But to go from this evident fact to drawing the conclusion that a full recovery is now in the works would be a very fast and loose use of both logic and economic theory. Production is falling less slowly (on an annual basis) and even increasing slightly (on a monthly basis) in some countries as orders can no longer simply be met from what are now very depleted inventories.
But as I suggest in this post, upping output to meet current orders is not a recovery, for the win-win dynamic to move us back into a new cycle investment activity has to increase. And on this front there is precious little actual evidence to back the more positive discourse, and indeed the data we are seeing indicate rather the contrary.
When I last wrote we did not have detailed data for Q1 GDP for the eurozone economies , so I took a look at the evidence from Japan, where investment activity slumped massively between January and March (pointing out that there was no good reason why we should expect the situation to be very different in Europe). Japanese business investment was down a record 10.4 percent year on year in the first three months, and a massive 35.5% over the last quarter.
But now we have detailed German Q1 GDP results from the Federal Statistics Office, and we find a very similar picture. Total investment was strongly down (– 7.9% quarter on quarter), while capital formation in machinery and equipment, was 16.2% lower than in the last quarter of 2008, and 19.6% lower than in the first three months of last year.
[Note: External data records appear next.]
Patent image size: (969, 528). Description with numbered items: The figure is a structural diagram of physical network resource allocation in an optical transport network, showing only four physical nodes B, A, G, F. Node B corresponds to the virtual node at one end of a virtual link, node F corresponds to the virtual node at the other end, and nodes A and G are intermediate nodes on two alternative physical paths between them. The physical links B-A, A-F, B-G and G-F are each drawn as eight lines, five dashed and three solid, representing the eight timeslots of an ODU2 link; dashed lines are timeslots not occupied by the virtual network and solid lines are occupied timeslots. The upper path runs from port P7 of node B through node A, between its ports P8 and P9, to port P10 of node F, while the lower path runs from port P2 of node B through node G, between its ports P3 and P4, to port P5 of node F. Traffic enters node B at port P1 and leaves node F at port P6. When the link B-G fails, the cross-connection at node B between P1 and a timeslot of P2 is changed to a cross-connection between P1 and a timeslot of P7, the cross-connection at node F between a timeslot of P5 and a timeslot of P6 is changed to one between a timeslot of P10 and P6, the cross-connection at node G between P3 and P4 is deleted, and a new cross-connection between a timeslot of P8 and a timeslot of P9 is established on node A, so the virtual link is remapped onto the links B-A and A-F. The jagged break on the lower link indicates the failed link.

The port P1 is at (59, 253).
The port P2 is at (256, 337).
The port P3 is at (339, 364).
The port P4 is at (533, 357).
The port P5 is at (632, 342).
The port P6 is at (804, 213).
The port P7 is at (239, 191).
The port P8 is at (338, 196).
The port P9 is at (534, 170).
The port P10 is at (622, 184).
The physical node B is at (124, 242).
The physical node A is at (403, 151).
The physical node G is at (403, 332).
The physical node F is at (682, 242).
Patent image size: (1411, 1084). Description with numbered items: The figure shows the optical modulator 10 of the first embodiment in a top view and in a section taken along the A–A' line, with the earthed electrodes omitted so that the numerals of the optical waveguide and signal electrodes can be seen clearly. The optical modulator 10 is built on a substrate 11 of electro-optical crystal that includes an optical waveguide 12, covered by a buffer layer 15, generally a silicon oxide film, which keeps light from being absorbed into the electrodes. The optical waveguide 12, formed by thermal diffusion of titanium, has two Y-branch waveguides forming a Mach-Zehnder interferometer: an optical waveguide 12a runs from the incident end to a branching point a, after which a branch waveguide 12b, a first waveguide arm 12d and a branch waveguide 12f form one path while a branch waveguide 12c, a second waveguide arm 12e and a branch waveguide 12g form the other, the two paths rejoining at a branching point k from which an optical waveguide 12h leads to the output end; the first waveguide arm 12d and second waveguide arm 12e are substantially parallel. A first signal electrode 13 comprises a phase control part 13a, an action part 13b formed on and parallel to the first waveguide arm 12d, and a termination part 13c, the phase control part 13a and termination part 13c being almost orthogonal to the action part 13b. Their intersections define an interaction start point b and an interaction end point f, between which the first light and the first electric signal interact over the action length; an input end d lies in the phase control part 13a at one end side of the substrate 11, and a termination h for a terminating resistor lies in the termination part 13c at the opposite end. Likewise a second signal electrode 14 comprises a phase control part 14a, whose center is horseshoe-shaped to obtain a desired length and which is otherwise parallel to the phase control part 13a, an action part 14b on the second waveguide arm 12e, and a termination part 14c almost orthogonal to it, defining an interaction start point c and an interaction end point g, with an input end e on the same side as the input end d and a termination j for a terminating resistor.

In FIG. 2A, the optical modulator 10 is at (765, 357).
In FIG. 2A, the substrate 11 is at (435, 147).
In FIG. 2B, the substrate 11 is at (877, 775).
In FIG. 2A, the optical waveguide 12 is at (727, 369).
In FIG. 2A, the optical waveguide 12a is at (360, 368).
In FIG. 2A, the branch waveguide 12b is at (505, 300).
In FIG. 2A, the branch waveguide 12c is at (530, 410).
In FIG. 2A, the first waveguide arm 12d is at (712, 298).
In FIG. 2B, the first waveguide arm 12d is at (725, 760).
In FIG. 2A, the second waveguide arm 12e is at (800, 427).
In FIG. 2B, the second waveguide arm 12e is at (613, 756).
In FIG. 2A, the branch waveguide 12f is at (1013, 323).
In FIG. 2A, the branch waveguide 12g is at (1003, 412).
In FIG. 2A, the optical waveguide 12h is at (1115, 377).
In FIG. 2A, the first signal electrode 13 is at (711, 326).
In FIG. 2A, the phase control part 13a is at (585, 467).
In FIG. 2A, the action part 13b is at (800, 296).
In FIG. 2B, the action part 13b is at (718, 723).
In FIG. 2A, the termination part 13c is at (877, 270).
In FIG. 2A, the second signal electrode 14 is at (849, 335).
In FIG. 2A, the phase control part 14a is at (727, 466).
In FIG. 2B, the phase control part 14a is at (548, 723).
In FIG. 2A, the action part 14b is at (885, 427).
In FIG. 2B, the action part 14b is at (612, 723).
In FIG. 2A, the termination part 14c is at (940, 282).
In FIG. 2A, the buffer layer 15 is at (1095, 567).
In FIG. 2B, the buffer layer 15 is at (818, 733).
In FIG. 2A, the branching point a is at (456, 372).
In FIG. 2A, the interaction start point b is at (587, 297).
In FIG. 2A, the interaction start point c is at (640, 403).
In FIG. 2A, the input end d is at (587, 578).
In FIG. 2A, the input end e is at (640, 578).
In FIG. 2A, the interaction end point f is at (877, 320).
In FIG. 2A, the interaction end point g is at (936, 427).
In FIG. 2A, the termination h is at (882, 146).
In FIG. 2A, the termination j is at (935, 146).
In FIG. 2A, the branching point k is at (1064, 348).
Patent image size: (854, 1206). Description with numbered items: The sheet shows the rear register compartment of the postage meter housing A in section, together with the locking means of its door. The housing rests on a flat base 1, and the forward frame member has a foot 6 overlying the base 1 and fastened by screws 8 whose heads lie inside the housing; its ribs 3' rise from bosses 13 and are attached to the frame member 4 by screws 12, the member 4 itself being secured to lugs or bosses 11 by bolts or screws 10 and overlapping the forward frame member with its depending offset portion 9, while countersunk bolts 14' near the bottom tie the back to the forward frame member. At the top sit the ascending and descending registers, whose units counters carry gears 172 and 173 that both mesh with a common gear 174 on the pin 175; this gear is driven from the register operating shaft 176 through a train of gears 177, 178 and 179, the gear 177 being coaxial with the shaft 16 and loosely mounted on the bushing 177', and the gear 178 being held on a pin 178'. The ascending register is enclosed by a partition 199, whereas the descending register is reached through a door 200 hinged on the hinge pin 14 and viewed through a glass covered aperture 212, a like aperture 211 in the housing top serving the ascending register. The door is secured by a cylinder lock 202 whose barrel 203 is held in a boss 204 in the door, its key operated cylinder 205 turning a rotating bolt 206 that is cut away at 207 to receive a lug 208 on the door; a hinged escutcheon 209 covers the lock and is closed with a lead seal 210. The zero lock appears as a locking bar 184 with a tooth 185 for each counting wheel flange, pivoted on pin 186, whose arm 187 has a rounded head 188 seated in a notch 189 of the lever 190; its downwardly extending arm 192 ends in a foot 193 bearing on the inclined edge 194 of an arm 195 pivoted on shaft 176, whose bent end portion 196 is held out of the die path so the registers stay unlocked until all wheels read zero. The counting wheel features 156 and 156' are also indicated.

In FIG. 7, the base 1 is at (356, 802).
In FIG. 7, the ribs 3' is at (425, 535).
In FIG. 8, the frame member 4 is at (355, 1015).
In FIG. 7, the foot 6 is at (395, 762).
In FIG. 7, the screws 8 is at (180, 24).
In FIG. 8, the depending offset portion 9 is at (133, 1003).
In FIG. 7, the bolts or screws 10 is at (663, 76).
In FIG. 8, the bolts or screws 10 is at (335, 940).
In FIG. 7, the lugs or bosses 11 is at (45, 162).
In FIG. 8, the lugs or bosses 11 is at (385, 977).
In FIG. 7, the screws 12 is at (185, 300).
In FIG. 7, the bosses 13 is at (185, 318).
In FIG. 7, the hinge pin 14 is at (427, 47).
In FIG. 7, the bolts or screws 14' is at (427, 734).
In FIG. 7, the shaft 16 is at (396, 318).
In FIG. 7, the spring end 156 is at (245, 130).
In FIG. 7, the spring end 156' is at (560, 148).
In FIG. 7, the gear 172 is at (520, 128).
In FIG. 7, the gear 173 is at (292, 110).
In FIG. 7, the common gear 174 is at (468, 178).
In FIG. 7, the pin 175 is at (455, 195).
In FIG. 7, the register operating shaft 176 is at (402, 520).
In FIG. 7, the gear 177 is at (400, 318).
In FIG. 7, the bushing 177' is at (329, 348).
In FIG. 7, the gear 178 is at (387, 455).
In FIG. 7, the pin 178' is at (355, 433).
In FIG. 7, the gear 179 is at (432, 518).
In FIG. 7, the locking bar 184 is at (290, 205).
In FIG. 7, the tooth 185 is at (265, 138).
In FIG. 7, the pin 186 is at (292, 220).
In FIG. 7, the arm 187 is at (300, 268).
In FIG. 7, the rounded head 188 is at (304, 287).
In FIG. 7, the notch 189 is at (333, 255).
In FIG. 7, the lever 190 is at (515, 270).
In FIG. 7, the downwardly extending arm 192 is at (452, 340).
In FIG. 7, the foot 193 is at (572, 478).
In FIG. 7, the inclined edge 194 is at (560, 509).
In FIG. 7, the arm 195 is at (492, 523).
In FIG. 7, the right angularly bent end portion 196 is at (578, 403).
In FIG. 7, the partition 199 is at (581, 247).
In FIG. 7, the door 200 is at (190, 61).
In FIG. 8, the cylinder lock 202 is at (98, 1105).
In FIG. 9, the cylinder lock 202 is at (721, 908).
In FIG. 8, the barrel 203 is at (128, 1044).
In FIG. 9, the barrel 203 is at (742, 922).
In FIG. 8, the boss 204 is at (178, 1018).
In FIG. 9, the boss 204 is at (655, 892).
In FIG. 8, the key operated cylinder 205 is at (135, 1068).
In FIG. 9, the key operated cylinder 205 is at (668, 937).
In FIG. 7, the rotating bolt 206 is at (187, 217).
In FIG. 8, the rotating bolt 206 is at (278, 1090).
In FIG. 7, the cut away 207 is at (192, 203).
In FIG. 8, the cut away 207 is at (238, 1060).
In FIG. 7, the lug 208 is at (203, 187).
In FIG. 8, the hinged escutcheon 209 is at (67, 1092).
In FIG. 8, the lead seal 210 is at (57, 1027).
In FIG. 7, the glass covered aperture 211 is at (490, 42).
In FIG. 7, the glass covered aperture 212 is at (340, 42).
But all of that is to some extent history. Much more preoccupying - certainly for the "onward-annd-upward-we-go" thesis - is that German plant and machinery orders declined the most on record in April from a year earlier. Orders dropped an annual 58 percent, the most since data collection started in 1950, after falling an annual 35 percent in March, according to the Frankfurt-based VDMA machine makers association in a statement today. Export orders slumped 60 percent while domestic demand dropped 52 percent. So things actually seem to have deteriorated in April with respect to March. No good news this.
Especially when you read the same day an interview with Hans-Joachim Dübel - CEO of Berlin based FinPolConsult, one of the leading and few relatively independent voices in the German housing finance community - where he says: "My guess is that the Landesbanken alone will cause ultimate losses of 8-10% of German GDP, which is real money. Compare that sum with the 5% of GDP costs for the US S&L crisis".